I’m sure there are examples in which you should not name beneficiaries.  Let’s say that represents 5% of the population.  For the other 95% then what’s your excuse?

I’m going to share with you three REAL WORLD examples I just learned about from a webinar I attended how beneficiary designation mistakes cost people HUGE!

Widower Is Disinherited From Wife’s $900k+ Retirement Account

First, here is a case where a man married to his wife for nearly 20 years was disinherited from her nearly $1 million retirement account because she had named her sister beneficiary 4 years before she married!  24 years after naming her sister beneficiary she dies and guess who gets the money? The sister did!  Rightly or wrongly, if the decedent wanted her husband to get her money she should have just updated her beneficiary forms.

Children Disinherited From Dad’s Retirement Account By Dad’s Second Wife

Secondly, here are two widows. Each was married less than a year to their respective husbands when those husbands died.  One widow is denied survivor benefits under the ruling that because she wasn’t married for a year the company was not obligated to give her benefits.

Wife Not Eligible To Receive Husbands Retirement Benefits Because Married Less Than One Year

The other widow was granted benefits, overriding the beneficiary form the decedent had filled out naming his kids as beneficiaries!  Why? Because the court in this case said that because the company SPECIFICALLY doesn’t state in its retirement plan document that marriages MUST be over a year for the surviving spouse to receive the benefits, the surviving spouse MUST receive the benefits, even if the decedent named his kids!  Does this make any sense? Of course not. Yet, there it is. In black and white.  This is insanity!

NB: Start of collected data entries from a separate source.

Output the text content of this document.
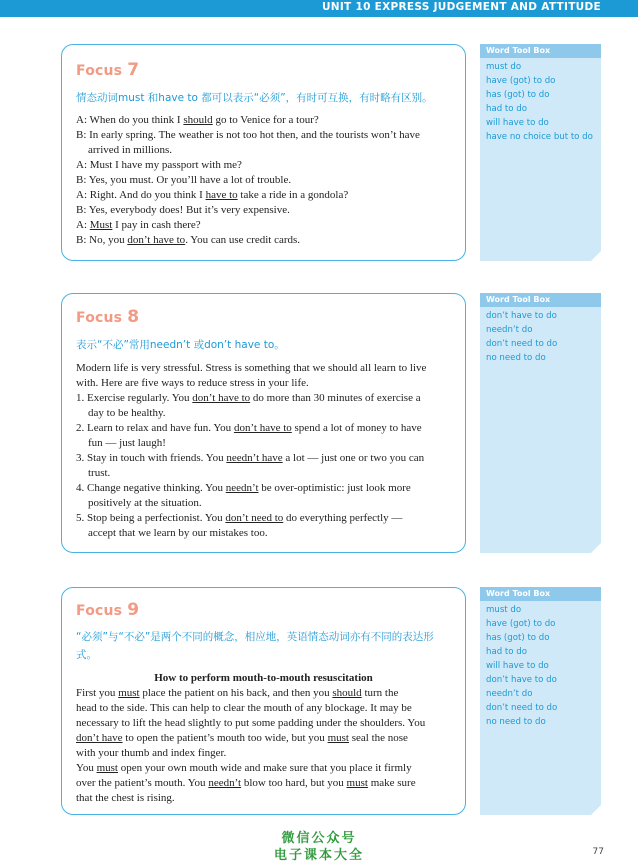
UNIT 10 EXPRESS JUDGEMENT AND ATTITUDE
Focus 7
情态动词must 和have to 都可以表示“必须”，有时可互换，有时略有区别。
A: When do you think I should go to Venice for a tour?
B: In early spring. The weather is not too hot then, and the tourists won’t have
arrived in millions.
A: Must I have my passport with me?
B: Yes, you must. Or you’ll have a lot of trouble.
A: Right. And do you think I have to take a ride in a gondola?
B: Yes, everybody does! But it’s very expensive.
A: Must I pay in cash there?
B: No, you don’t have to. You can use credit cards.
Word Tool Box
must do
have (got) to do
has (got) to do
had to do
will have to do
have no choice but to do
Focus 8
表示“不必”常用needn’t 或don’t have to。
Modern life is very stressful. Stress is something that we should all learn to live
with. Here are five ways to reduce stress in your life.
1. Exercise regularly. You don’t have to do more than 30 minutes of exercise a
day to be healthy.
2. Learn to relax and have fun. You don’t have to spend a lot of money to have
fun — just laugh!
3. Stay in touch with friends. You needn’t have a lot — just one or two you can
trust.
4. Change negative thinking. You needn’t be over-optimistic: just look more
positively at the situation.
5. Stop being a perfectionist. You don’t need to do everything perfectly —
accept that we learn by our mistakes too.
Word Tool Box
don’t have to do
needn’t do
don’t need to do
no need to do
Focus 9
“必须”与“不必”是两个不同的概念，相应地，英语情态动词亦有不同的表达形式。
How to perform mouth-to-mouth resuscitation
First you must place the patient on his back, and then you should turn the
head to the side. This can help to clear the mouth of any blockage. It may be
necessary to lift the head slightly to put some padding under the shoulders. You
don’t have to open the patient’s mouth too wide, but you must seal the nose
with your thumb and index finger.
You must open your own mouth wide and make sure that you place it firmly
over the patient’s mouth. You needn’t blow too hard, but you must make sure
that the chest is rising.
Word Tool Box
must do
have (got) to do
has (got) to do
had to do
will have to do
don’t have to do
needn’t do
don’t need to do
no need to do
微信公众号
电子课本大全	77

Decedents Daughter Disinherited In Favor of Decedent’s Divorced Spouse

In this case, it’s a pretty open and shut case.  Husband named his wife beneficiary of his retirement account. Husband and wife divorce.  Husband does not change beneficiary designations and subsequently dies.  Plan pays out benefits to husband’s divorced wife, even though daughter of husband was still alive.

Daughter sues and loses due to the fact that the ex-wife was still named as  beneficiary.   Really nothing unusual about this one. Don’t want your ex to get your money, update your beneficiary designations.

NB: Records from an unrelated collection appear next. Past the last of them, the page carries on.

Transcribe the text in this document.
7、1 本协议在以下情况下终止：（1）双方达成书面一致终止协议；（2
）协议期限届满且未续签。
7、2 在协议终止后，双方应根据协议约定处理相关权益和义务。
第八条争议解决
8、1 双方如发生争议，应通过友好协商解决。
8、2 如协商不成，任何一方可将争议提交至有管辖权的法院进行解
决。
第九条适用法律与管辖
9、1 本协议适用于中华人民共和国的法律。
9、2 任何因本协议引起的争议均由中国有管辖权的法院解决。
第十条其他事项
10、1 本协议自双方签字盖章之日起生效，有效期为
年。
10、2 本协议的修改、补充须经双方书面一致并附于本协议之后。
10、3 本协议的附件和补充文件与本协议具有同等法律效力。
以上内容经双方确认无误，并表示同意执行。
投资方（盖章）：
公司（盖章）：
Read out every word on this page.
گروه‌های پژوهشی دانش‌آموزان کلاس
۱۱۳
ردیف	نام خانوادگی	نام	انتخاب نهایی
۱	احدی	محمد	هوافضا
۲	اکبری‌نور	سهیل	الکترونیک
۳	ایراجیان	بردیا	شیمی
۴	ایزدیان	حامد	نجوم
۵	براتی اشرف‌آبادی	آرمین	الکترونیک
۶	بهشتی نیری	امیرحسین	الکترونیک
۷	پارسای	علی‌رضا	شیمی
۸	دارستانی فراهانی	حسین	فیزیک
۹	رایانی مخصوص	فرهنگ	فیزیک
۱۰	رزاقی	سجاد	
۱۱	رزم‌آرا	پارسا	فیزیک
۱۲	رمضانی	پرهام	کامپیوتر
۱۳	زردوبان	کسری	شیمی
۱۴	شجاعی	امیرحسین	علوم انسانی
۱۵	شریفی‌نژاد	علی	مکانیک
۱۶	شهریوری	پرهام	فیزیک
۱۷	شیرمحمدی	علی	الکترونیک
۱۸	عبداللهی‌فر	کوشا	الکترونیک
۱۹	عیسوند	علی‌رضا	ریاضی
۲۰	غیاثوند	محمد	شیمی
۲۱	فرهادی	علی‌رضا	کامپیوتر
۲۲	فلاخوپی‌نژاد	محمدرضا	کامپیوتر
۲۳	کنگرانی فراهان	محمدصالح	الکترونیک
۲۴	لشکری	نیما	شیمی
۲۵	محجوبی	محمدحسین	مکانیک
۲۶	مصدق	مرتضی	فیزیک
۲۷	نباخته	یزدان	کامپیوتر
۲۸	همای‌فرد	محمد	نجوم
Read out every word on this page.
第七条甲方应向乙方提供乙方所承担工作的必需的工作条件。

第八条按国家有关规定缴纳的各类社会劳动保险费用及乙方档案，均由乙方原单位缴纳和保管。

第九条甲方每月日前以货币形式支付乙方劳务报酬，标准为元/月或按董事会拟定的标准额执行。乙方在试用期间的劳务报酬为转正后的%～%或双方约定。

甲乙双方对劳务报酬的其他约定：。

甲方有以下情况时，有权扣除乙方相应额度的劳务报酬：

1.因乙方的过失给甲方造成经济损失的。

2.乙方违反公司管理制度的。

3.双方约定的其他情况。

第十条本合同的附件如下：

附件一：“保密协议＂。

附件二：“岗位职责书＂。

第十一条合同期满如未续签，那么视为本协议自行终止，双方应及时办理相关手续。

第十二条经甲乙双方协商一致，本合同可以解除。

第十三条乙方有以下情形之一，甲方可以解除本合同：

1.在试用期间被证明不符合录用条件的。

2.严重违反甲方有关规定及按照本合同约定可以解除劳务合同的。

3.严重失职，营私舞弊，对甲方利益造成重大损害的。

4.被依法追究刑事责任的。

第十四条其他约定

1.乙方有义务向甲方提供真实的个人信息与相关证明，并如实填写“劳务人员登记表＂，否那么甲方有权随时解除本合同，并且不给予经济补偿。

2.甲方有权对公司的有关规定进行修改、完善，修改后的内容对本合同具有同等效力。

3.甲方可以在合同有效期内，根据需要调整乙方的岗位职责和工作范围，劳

Jointly-Owned Property Beneficiary Blues

This one actually affected my own family.  Husband and wife married for many years.  Husband dies early when kids were still tots.  Wife dies many years later when kids are grown and scattered throughout the country. One of the daughters named executrix needs to settle the estate.

Takes wife’s (her mom’s) death certificate to probate court to confirm she is deceased.  Needs probate court to grant her letters of authorization to settle the estate.  But probate court won’t proceed with the moving of jointly owned assets because while they can confirm the death certificate of the wife, how about the husband? Probate court requests copy of death certificate on husband(dad).

Well, he died 2 decades before when executrix was a young child. Executrix has no clue where that paperwork would be.

After many weeks of aggravation, constant paperwork shuffling and of course, fees,  the estate is finally settled. But that is time that is lost due to the unnecessary burden of the Jointly-Owned Property Blues.

When owner of a jointly-owned property dies, it’s time to revisit the ownership titling of those assets. It will make it MUCH easier on the person you want to settle your estate.

Moral of the story. Understand your beneficiary designations…and your account titling.  Think about it. Don’t just look at the statement in the mail and throw it aside and say to yourself “looks good.” Does it? What could possibly go wrong?

Well, as we’ve seen in the soap opera above, many, many things could.